One last thing, the folks at CSU told me that it takes 2-3 years for SRT to fully work, and similarly, that length of time to know it's no longer working. It's barely been a year for Eddie. Plus you have the complication that you wouldn't be going back to WSU who did the first SRT, so not sure Victoria would have the data they need to make good comparisons.
 
This really is the crux of the matter, Melissa, although it's not really that I'm going to miss something. I know folks are against further testing but I have a radiation oncologist who is really encouraging me to go forward with a CT to determine what's happening with the tumour (or not) and to see him as a candidate for further SRT. Blue had radiation twice after hypophysectomy. I know that this option is not seen favourably but I am considering it. You might recall it was all arranged some months ago but the CT scanner went down and the appointment was cancelled. Maybe what you are sensing is my hesitation to a) talk about it and b) to actually go through with it. I'm holding the tension between a + b and weighing them out. I hope this makes sense. If there's not an "aha" moment, it's not the fault of anyone here.
It's not so much that it's not seen favorably, it's moreso that from where we sit (objectively), it doesn't appear worth it at this time. In addition to what Wendy said, if it is bigger what's the protocol? Will they do repeat SRT so soon after the first one? Or would you have to wait and get yet another CT scan closer to when they would do it? Or perhaps another option is to give this SRT its time and give cab a try?

I don't have the answers obviously, it's all very personal decisions. But I do know Mr Kitty was always fine with anesthesia until he wasn't - and the one he stopped breathing was just a quick thing to twilight him to drain his chest (after having just had it done successfully a month prior). So it's something I'm overly cautious about.

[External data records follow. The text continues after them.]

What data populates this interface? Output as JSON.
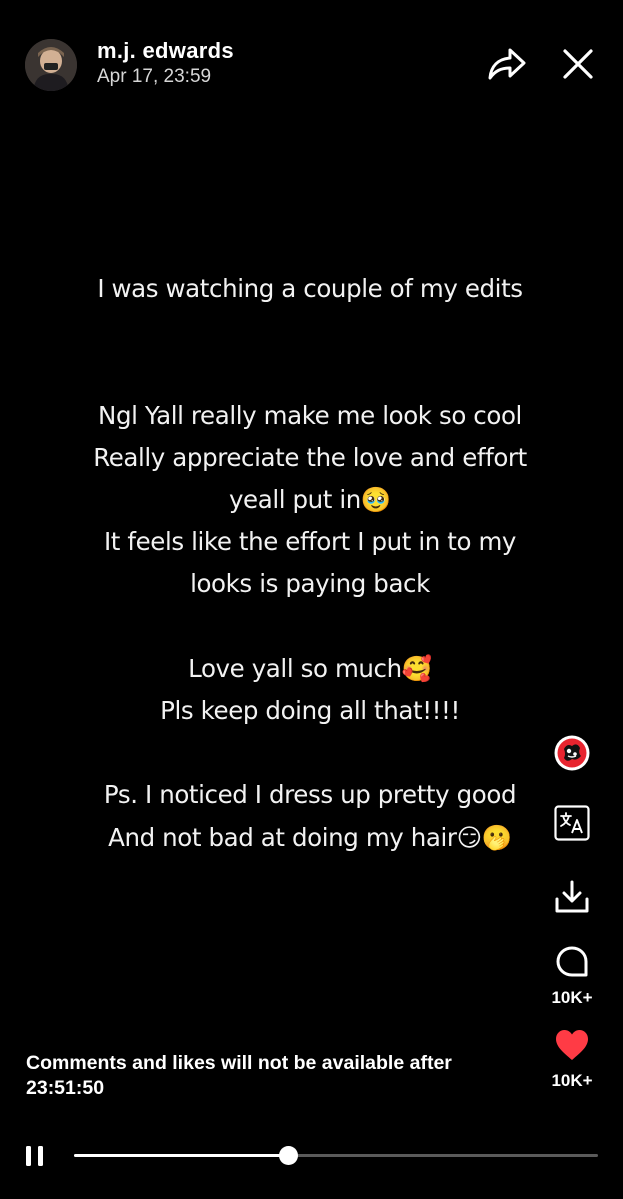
{
  "header": {
    "user_name": "m.j. edwards",
    "timestamp": "Apr 17, 23:59"
  },
  "post": {
    "text": "I was watching a couple of my edits\n\n\nNgl Yall really make me look so cool\nReally appreciate the love and effort\nyeall put in🥹\nIt feels like the effort I put in to my\nlooks is paying back\n\nLove yall so much🥰\nPls keep doing all that!!!!\n\nPs. I noticed I dress up pretty good\nAnd not bad at doing my hair😏🫢"
  },
  "actions": {
    "comment_count": "10K+",
    "like_count": "10K+"
  },
  "icons": {
    "share": "share-arrow-icon",
    "close": "close-icon",
    "sticker": "sticker-icon",
    "translate": "translate-icon",
    "download": "download-icon",
    "comment": "comment-bubble-icon",
    "like": "heart-icon",
    "pause": "pause-icon"
  },
  "colors": {
    "background": "#000000",
    "heart": "#ff3b45",
    "sticker_badge": "#e8242f"
  },
  "notice": {
    "text": "Comments and likes will not be available after 23:51:50"
  },
  "player": {
    "progress": 0.409
  }
}
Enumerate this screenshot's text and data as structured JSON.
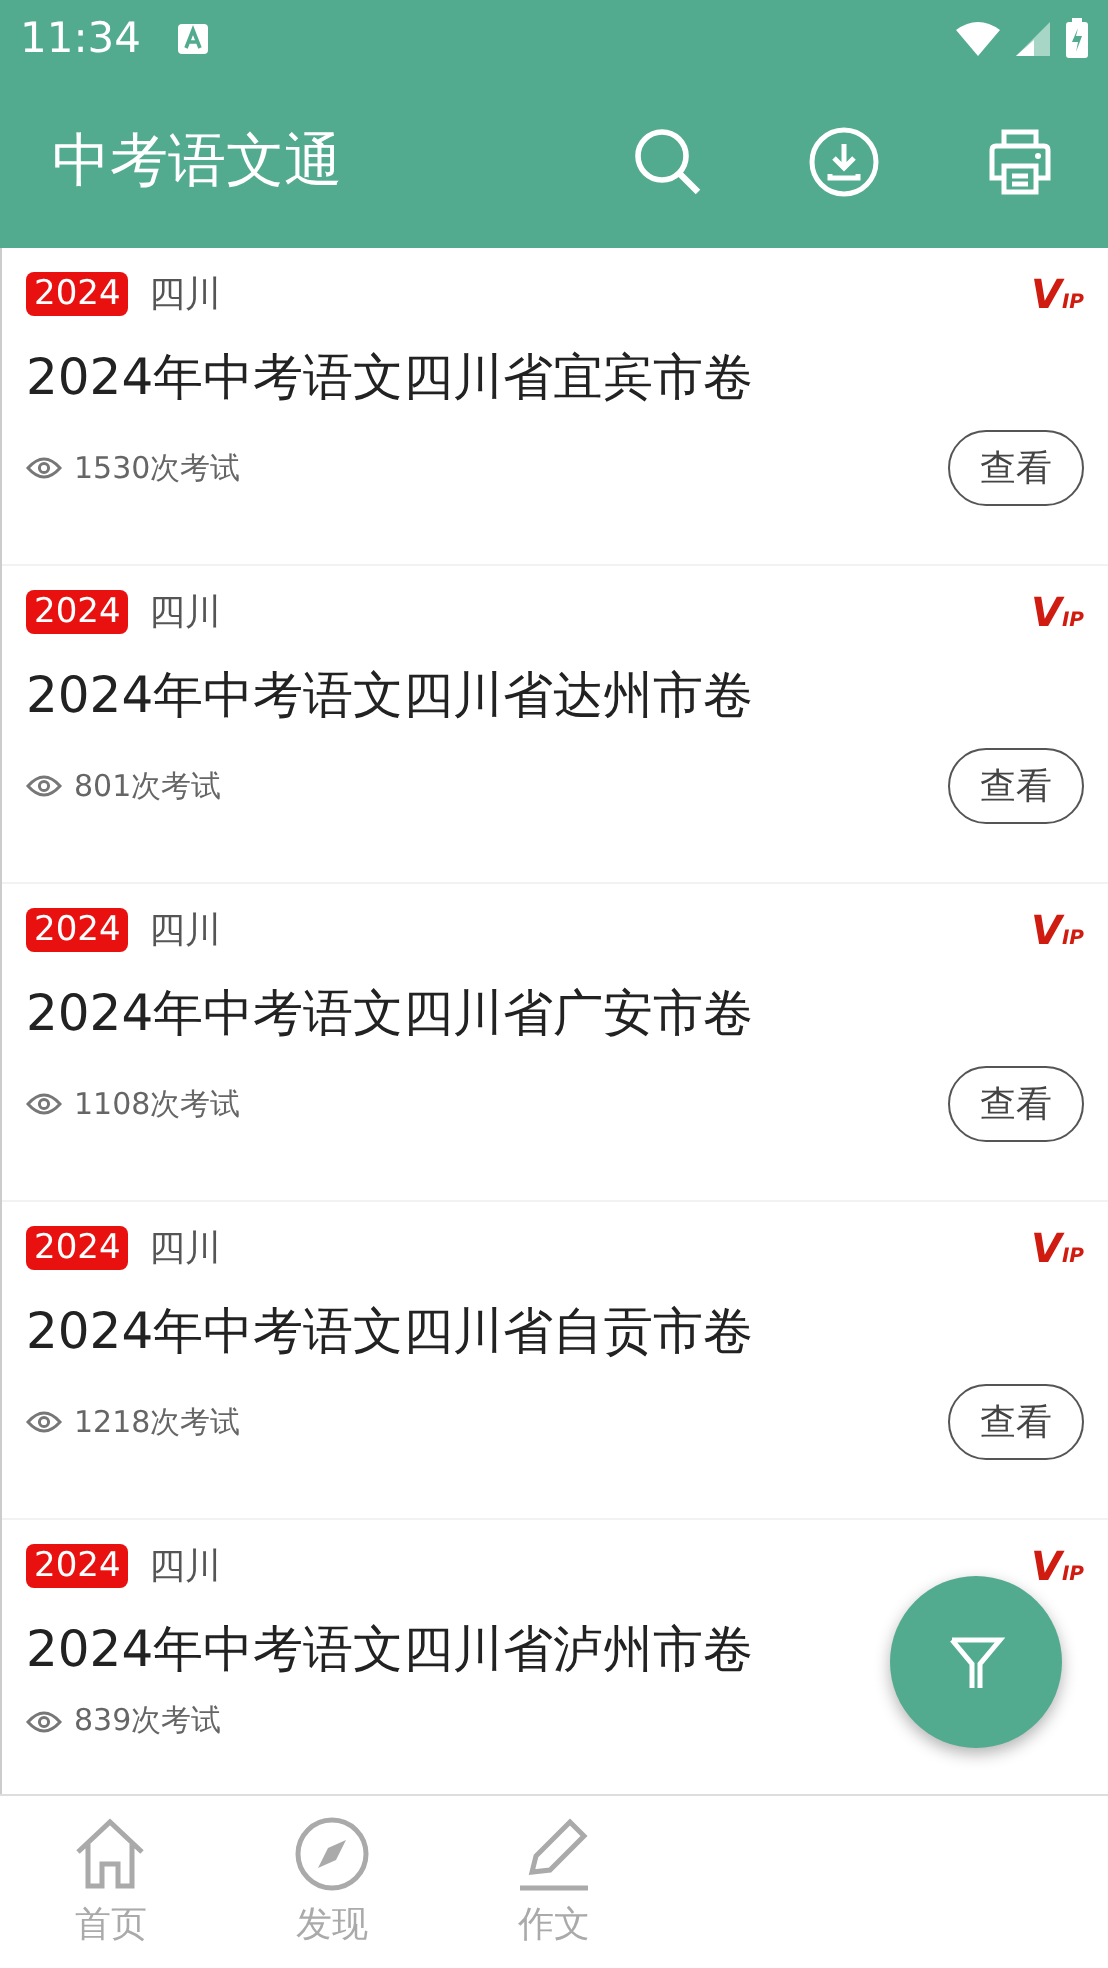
{
  "status_bar": {
    "time": "11:34"
  },
  "app_bar": {
    "title": "中考语文通"
  },
  "papers": [
    {
      "year": "2024",
      "region": "四川",
      "badge": "VIP",
      "title": "2024年中考语文四川省宜宾市卷",
      "count": "1530次考试",
      "button": "查看"
    },
    {
      "year": "2024",
      "region": "四川",
      "badge": "VIP",
      "title": "2024年中考语文四川省达州市卷",
      "count": "801次考试",
      "button": "查看"
    },
    {
      "year": "2024",
      "region": "四川",
      "badge": "VIP",
      "title": "2024年中考语文四川省广安市卷",
      "count": "1108次考试",
      "button": "查看"
    },
    {
      "year": "2024",
      "region": "四川",
      "badge": "VIP",
      "title": "2024年中考语文四川省自贡市卷",
      "count": "1218次考试",
      "button": "查看"
    },
    {
      "year": "2024",
      "region": "四川",
      "badge": "VIP",
      "title": "2024年中考语文四川省泸州市卷",
      "count": "839次考试"
    }
  ],
  "bottom_nav": [
    {
      "kind": "home",
      "label": "首页"
    },
    {
      "kind": "discover",
      "label": "发现"
    },
    {
      "kind": "essay",
      "label": "作文"
    }
  ]
}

And while it's not something I would do if Eddie were my cat - he's not my cat lol you'll get no judgment from me as long as youre making informed decisions and weighing the pros/cons as best you can. I'm sure others would do things differently with Mr Kitty (where's that shrug emoji...)
 
I certainly would not judge you one way or the other. I already second guess myself enough on every cat decision that I make... especially the ones that, in hindsight, didn't turn out as I had hoped.... so I give myself enough grief. Nobody here has ever heaped any more guilt or grief on me, thankfully. I am not in a position to question others making difficult and well-considered decisions.

I probably would not want to put his kidneys under the stress of general anesthesia without a compelling reason (even if the bloodwork says it's okay). Big hugs to you!